John Mayer is now an Audemars Piguet “host” and helped design this spectacular watch, which we included among our best sports watchs for 2024. © Audemars Piguet

So, how was a storied Swiss maison such as Audemars Piguet, established in 1875, to compete in this new category? After all, Audmars Piguet produced so few chronographs during most of the 20th century—just 307 between 1930 and 1962—that AP didn’t bother giving them reference numbers. That was truly an old-school mode of production. But Patek Philippe, Audemars Piguet’s main competitor (then and now), had upped production from around 1000 watches per year to well over 10,000 with the introduction of the Calatrava. The world was moving from hand-made to factory-produced, and AP needed to keep up. However, with such a high level of craftsmanship infused into its watchmaking, there was no way such a brand could churn out reams of cheap timepieces to compete with the everyday sports watch, especially the cheap quartz units coming out of Japan. Even a simple time-only sports watch from AP had to be amazing.

What could AP do?

The answer, as it turns out, was to call Gérald Genta. The young Swiss industrial designer, who had previously designed watches for Universal Genève and Omega, was tapped to design Audemars Piguet’s first “luxury sports watch.”

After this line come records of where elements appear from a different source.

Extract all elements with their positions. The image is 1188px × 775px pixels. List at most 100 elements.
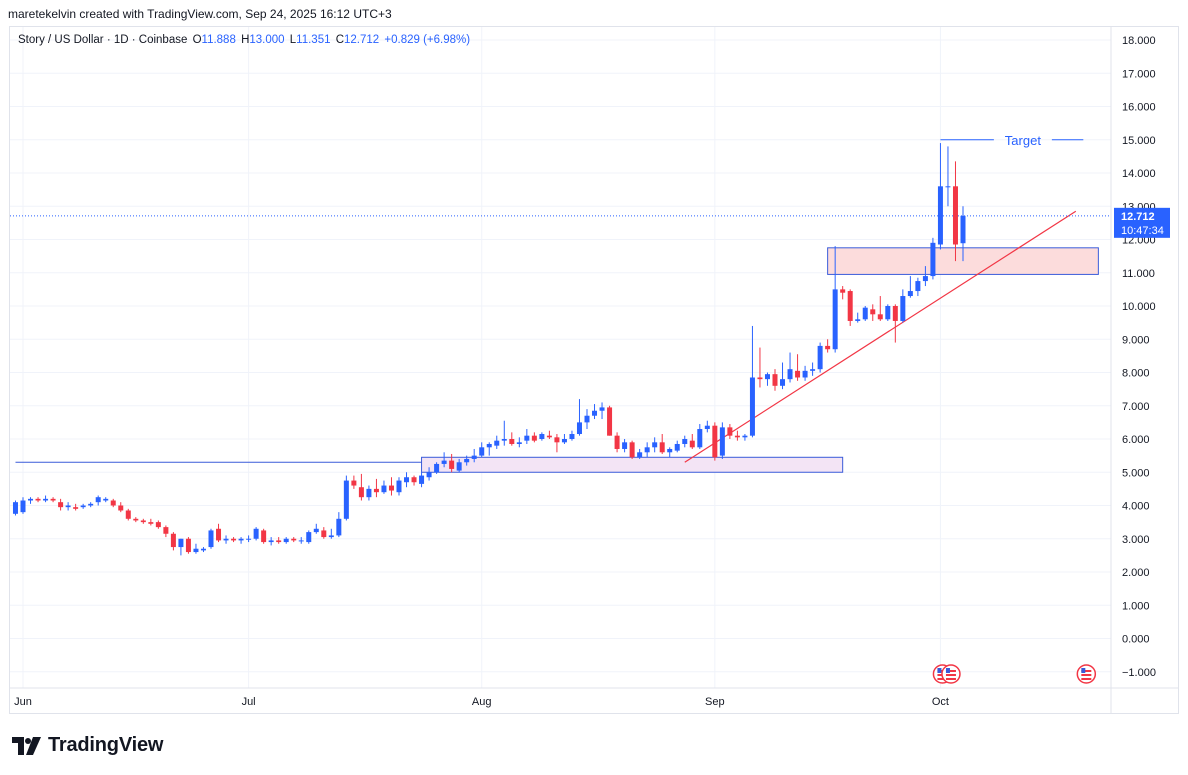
candle-body <box>764 374 770 380</box>
candle-body <box>637 452 643 458</box>
candle <box>787 352 793 383</box>
candle-body <box>614 435 620 449</box>
candle-body <box>396 480 402 493</box>
candle <box>148 518 154 526</box>
candle <box>388 477 394 496</box>
candle-body <box>118 505 124 511</box>
candle <box>35 497 41 503</box>
candle-body <box>622 442 628 449</box>
candle <box>268 537 274 546</box>
high-label: H <box>241 34 250 46</box>
candle <box>780 362 786 390</box>
candle <box>614 432 620 453</box>
candle-body <box>366 488 372 498</box>
candle-body <box>456 462 462 471</box>
candle <box>599 402 605 420</box>
candle-body <box>306 532 312 543</box>
y-tick-label: −1.000 <box>1122 667 1156 679</box>
candle <box>546 430 552 439</box>
candle-body <box>155 522 161 528</box>
y-tick-label: 4.000 <box>1122 501 1150 513</box>
candle-body <box>231 538 237 541</box>
candle-body <box>193 548 199 553</box>
candle <box>952 161 958 262</box>
candle <box>561 434 567 444</box>
candle-body <box>817 345 823 370</box>
candle <box>193 543 199 554</box>
candle-body <box>780 379 786 386</box>
candle-body <box>148 522 154 524</box>
candle-body <box>185 538 191 553</box>
candle <box>486 442 492 456</box>
candle-body <box>749 377 755 436</box>
candle <box>674 440 680 453</box>
candle-body <box>629 442 635 458</box>
candle <box>328 528 334 539</box>
candle-body <box>644 447 650 453</box>
candle <box>494 435 500 449</box>
candle <box>832 246 838 353</box>
y-tick-label: 8.000 <box>1122 368 1150 380</box>
candle-body <box>441 460 447 464</box>
candle-body <box>268 540 274 543</box>
close-value: 12.712 <box>344 34 380 46</box>
candle <box>110 498 116 508</box>
candle-body <box>607 407 613 436</box>
candle-body <box>937 186 943 245</box>
candle-body <box>73 507 79 509</box>
candle <box>449 453 455 473</box>
candle <box>682 435 688 448</box>
candle <box>885 304 891 321</box>
candle-body <box>682 439 688 444</box>
candle <box>73 503 79 511</box>
candle <box>125 508 131 521</box>
candle <box>554 434 560 453</box>
candle <box>667 447 673 458</box>
y-tick-label: 6.000 <box>1122 434 1150 446</box>
candle-body <box>930 242 936 277</box>
economic-event-marker[interactable] <box>1076 664 1097 684</box>
candle <box>261 528 267 544</box>
candle-body <box>952 186 958 245</box>
last-price-label-bg <box>1114 207 1170 238</box>
candle <box>373 478 379 498</box>
candle-body <box>321 530 327 538</box>
candle-body <box>960 215 966 244</box>
candle-body <box>787 369 793 380</box>
candle-body <box>276 540 282 543</box>
candle-body <box>246 538 252 540</box>
grid <box>10 27 1111 688</box>
candle-body <box>125 510 131 519</box>
candle-body <box>546 435 552 438</box>
candle-body <box>584 415 590 423</box>
economic-event-marker[interactable] <box>941 664 961 684</box>
candle <box>163 525 169 538</box>
candle-body <box>524 435 530 441</box>
candle-body <box>531 435 537 441</box>
chart-frame[interactable] <box>9 26 1179 714</box>
candle-body <box>494 440 500 446</box>
candle <box>825 339 831 353</box>
tradingview-logo[interactable]: TradingView <box>12 734 163 757</box>
candle <box>622 439 628 453</box>
candle <box>411 475 417 486</box>
candle-body <box>516 442 522 444</box>
x-tick-label: Oct <box>932 696 949 708</box>
candle-body <box>734 435 740 438</box>
candle <box>298 537 304 544</box>
candle-body <box>343 480 349 519</box>
y-tick-label: 1.000 <box>1122 600 1150 612</box>
candle <box>817 342 823 373</box>
candle-body <box>795 370 801 378</box>
candle <box>479 442 485 458</box>
time-axis: Jun Jul Aug Sep Oct <box>10 687 1179 708</box>
candle <box>907 276 913 298</box>
candle-body <box>922 276 928 282</box>
candle-body <box>862 307 868 320</box>
y-tick-label: 18.000 <box>1122 35 1156 47</box>
y-tick-label: 14.000 <box>1122 168 1156 180</box>
candle <box>749 325 755 438</box>
candle <box>810 362 816 376</box>
candles <box>12 143 966 556</box>
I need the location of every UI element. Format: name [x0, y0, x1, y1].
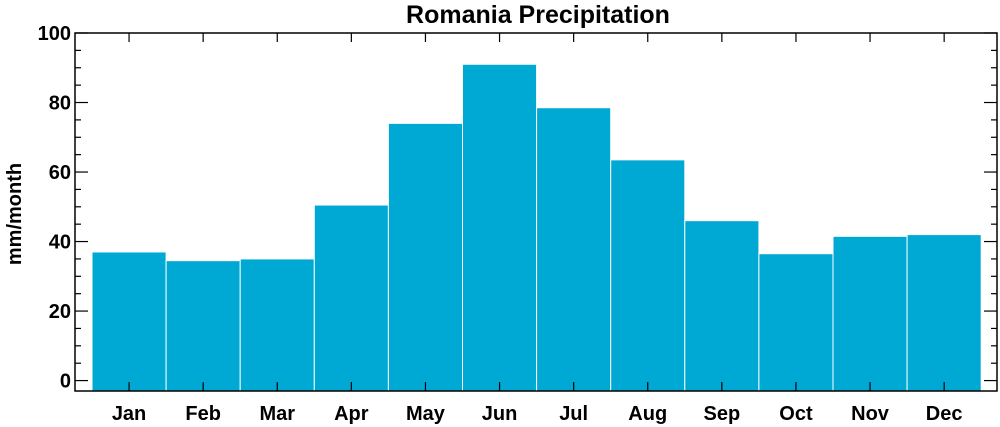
x-tick-label-jun: Jun: [482, 403, 518, 425]
bar-apr: [313, 204, 389, 392]
y-tick-label-40: 40: [49, 232, 71, 254]
bar-may: [387, 122, 463, 392]
x-tick-label-jul: Jul: [559, 403, 588, 425]
bar-jan: [91, 251, 167, 392]
bars: [91, 63, 982, 392]
x-tick-label-dec: Dec: [926, 403, 963, 425]
y-tick-label-80: 80: [49, 93, 71, 115]
x-tick-label-jan: Jan: [112, 403, 146, 425]
bar-jun: [462, 63, 538, 392]
chart-title: Romania Precipitation: [406, 1, 670, 29]
bar-jul: [536, 107, 612, 392]
y-axis-label: mm/month: [4, 163, 26, 265]
x-tick-label-aug: Aug: [628, 403, 667, 425]
x-ticks: Jan Feb Mar Apr May Jun Jul Aug Sep Oct Nov Dec: [112, 33, 963, 425]
x-tick-label-mar: Mar: [259, 403, 295, 425]
y-tick-label-60: 60: [49, 162, 71, 184]
y-tick-label-0: 0: [60, 371, 71, 393]
x-tick-label-feb: Feb: [185, 403, 221, 425]
y-tick-label-100: 100: [38, 23, 71, 45]
x-tick-label-may: May: [406, 403, 446, 425]
x-tick-label-nov: Nov: [851, 403, 890, 425]
bar-oct: [758, 253, 834, 392]
x-tick-label-apr: Apr: [334, 403, 369, 425]
bar-dec: [906, 234, 982, 392]
bar-nov: [832, 235, 908, 392]
plot-frame: [74, 32, 998, 392]
x-tick-label-sep: Sep: [704, 403, 741, 425]
y-ticks: 0 20 40 60 80 100: [38, 23, 997, 393]
bar-aug: [610, 159, 686, 392]
y-tick-label-20: 20: [49, 301, 71, 323]
x-tick-label-oct: Oct: [779, 403, 813, 425]
bar-sep: [684, 220, 760, 392]
bar-mar: [239, 258, 315, 392]
bar-feb: [165, 260, 241, 392]
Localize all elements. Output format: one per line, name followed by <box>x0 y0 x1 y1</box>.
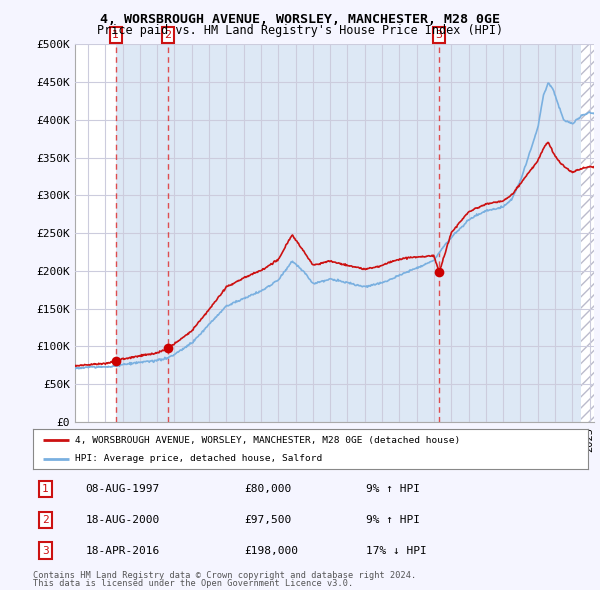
Text: 4, WORSBROUGH AVENUE, WORSLEY, MANCHESTER, M28 0GE (detached house): 4, WORSBROUGH AVENUE, WORSLEY, MANCHESTE… <box>74 435 460 445</box>
Bar <box>439 44 581 422</box>
Bar <box>439 44 581 422</box>
Text: 2: 2 <box>164 30 172 40</box>
Text: £97,500: £97,500 <box>244 515 291 525</box>
Text: 3: 3 <box>42 546 49 556</box>
Text: 9% ↑ HPI: 9% ↑ HPI <box>366 515 420 525</box>
Text: This data is licensed under the Open Government Licence v3.0.: This data is licensed under the Open Gov… <box>33 579 353 588</box>
Text: £80,000: £80,000 <box>244 484 291 494</box>
Text: 4, WORSBROUGH AVENUE, WORSLEY, MANCHESTER, M28 0GE: 4, WORSBROUGH AVENUE, WORSLEY, MANCHESTE… <box>100 13 500 26</box>
Text: £198,000: £198,000 <box>244 546 298 556</box>
Text: 18-APR-2016: 18-APR-2016 <box>86 546 160 556</box>
Text: 1: 1 <box>112 30 119 40</box>
Bar <box>116 44 168 422</box>
Text: 3: 3 <box>436 30 443 40</box>
Text: 9% ↑ HPI: 9% ↑ HPI <box>366 484 420 494</box>
Text: 1: 1 <box>42 484 49 494</box>
Bar <box>168 44 439 422</box>
Text: Contains HM Land Registry data © Crown copyright and database right 2024.: Contains HM Land Registry data © Crown c… <box>33 571 416 579</box>
Text: HPI: Average price, detached house, Salford: HPI: Average price, detached house, Salf… <box>74 454 322 463</box>
Text: Price paid vs. HM Land Registry's House Price Index (HPI): Price paid vs. HM Land Registry's House … <box>97 24 503 37</box>
Text: 08-AUG-1997: 08-AUG-1997 <box>86 484 160 494</box>
Text: 2: 2 <box>42 515 49 525</box>
Text: 18-AUG-2000: 18-AUG-2000 <box>86 515 160 525</box>
Text: 17% ↓ HPI: 17% ↓ HPI <box>366 546 427 556</box>
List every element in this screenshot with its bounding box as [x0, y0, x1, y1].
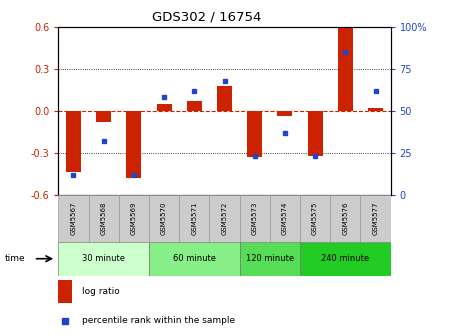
Bar	[58, 242, 149, 276]
Bar	[330, 195, 361, 242]
Bar	[240, 195, 270, 242]
Text: percentile rank within the sample: percentile rank within the sample	[82, 317, 235, 325]
Text: GSM5567: GSM5567	[70, 202, 76, 235]
Text: log ratio: log ratio	[82, 287, 119, 296]
Text: GSM5568: GSM5568	[101, 202, 107, 235]
Bar	[119, 195, 149, 242]
Bar	[247, 111, 262, 157]
Bar	[240, 242, 300, 276]
Bar	[149, 195, 179, 242]
Text: GSM5577: GSM5577	[373, 202, 379, 235]
Text: GSM5575: GSM5575	[312, 202, 318, 235]
Bar	[368, 108, 383, 111]
Text: GDS302 / 16754: GDS302 / 16754	[152, 10, 261, 23]
Text: GSM5571: GSM5571	[191, 202, 197, 235]
Bar	[157, 104, 172, 111]
Bar	[149, 242, 240, 276]
Text: 240 minute: 240 minute	[321, 254, 370, 263]
Bar	[179, 195, 209, 242]
Bar	[270, 195, 300, 242]
Text: 120 minute: 120 minute	[246, 254, 294, 263]
Bar	[300, 242, 391, 276]
Text: time: time	[4, 254, 25, 263]
Text: 30 minute: 30 minute	[82, 254, 125, 263]
Text: GSM5570: GSM5570	[161, 202, 167, 235]
Bar	[126, 111, 141, 178]
Bar	[209, 195, 240, 242]
Bar	[277, 111, 292, 117]
Text: GSM5574: GSM5574	[282, 202, 288, 235]
Bar	[361, 195, 391, 242]
Bar	[338, 27, 353, 111]
Text: GSM5576: GSM5576	[342, 202, 348, 235]
Bar	[217, 86, 232, 111]
Bar	[187, 101, 202, 111]
Bar	[58, 195, 88, 242]
Text: GSM5572: GSM5572	[221, 202, 228, 235]
Bar	[58, 280, 72, 303]
Text: GSM5573: GSM5573	[252, 202, 258, 235]
Bar	[96, 111, 111, 122]
Text: 60 minute: 60 minute	[173, 254, 216, 263]
Bar	[300, 195, 330, 242]
Text: GSM5569: GSM5569	[131, 202, 137, 235]
Bar	[308, 111, 323, 156]
Bar	[88, 195, 119, 242]
Bar	[66, 111, 81, 172]
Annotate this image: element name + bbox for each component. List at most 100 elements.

Gerald Genta and his personal Audemars Piguet timepiece. © Sotheby’s

According to Genta, the brief was simple: AP’s managing director George Golay called him on the phone at 4 pm on April 10th, the night before the annual Swiss Watch Show (later known as “Baselworld”) and said, “Mr. Genta, we have a distribution company that has asked us for a steel sports watch that has never been done before—and I need the design sketch for tomorrow morning.” (The distribution company was the SSIH, Société Suisse pour l’Industrie Horlogère, which was helping Golay expand AP’s reach. It was three executives of the SIHH, in point of fact, that dreamt up the idea for a luxury steel sports watch. And it was George Golay who had the vision to take up their challenge.)

What Genta came up with was completely unconventional. 

For one, it eschewed the traditional round shape of contemporary timepieces in favor of a tonneau-shaped case with a prominent octagonal bezel inspired by—or so Genta recalls—a deep-sea diver’s helmet. Look closely and you’ll notice eight visible, octagonal screws, further suggesting the aquatic theme. This design is complemented by a unique, integrated bracelet (which is extraordinarily difficult to machine, by the way) and a dial executed in a petite tapisserie motif, giving it a dynamic look lacking in many other sports watches. (The name itself, if you’re curious, continues the nautical story—Royal Oak was a series of eight British Royal Navy vessels.)

Royal Oak by Bill Prince for ASSOULINE; Audemars Piguet Royal Oak. © Assouline

Genta’s watch wasn’t an immediate hit upon its release at the 1972 Swiss Watch Show. It was odd-looking, featuring exposed screws, an octagonal bezel, and an integrated bracelet, and at 3,300 Swiss francs, it was many times the price of a contemporary Rolex Submariner. It was more expensive, even than Patek Philippe’s Calatrava. The Royal Oak was what some might call a “headscratcher.” 

But slowly, people began to catch on. Good advertising helped: “The costliest stainless steel watch in the world,” ran one campaign in the American market. “It takes more than money to wear a Royal Oak,” went another. The best ad? “Would you buy a Rembrandt for its canvas?” The fact that the Royal Oak was wildly expensive was no deterrent back in the 1970s and into the 1980s, when flaunting wealth became perfectly acceptable in ways it was not directly after World War II and through the 1960s.

The Royal Oak, in short, saved Audemars Piguet. In fact, one could argue it re-elevated mechanical watchmaking to a certain echelon by making it relevant again.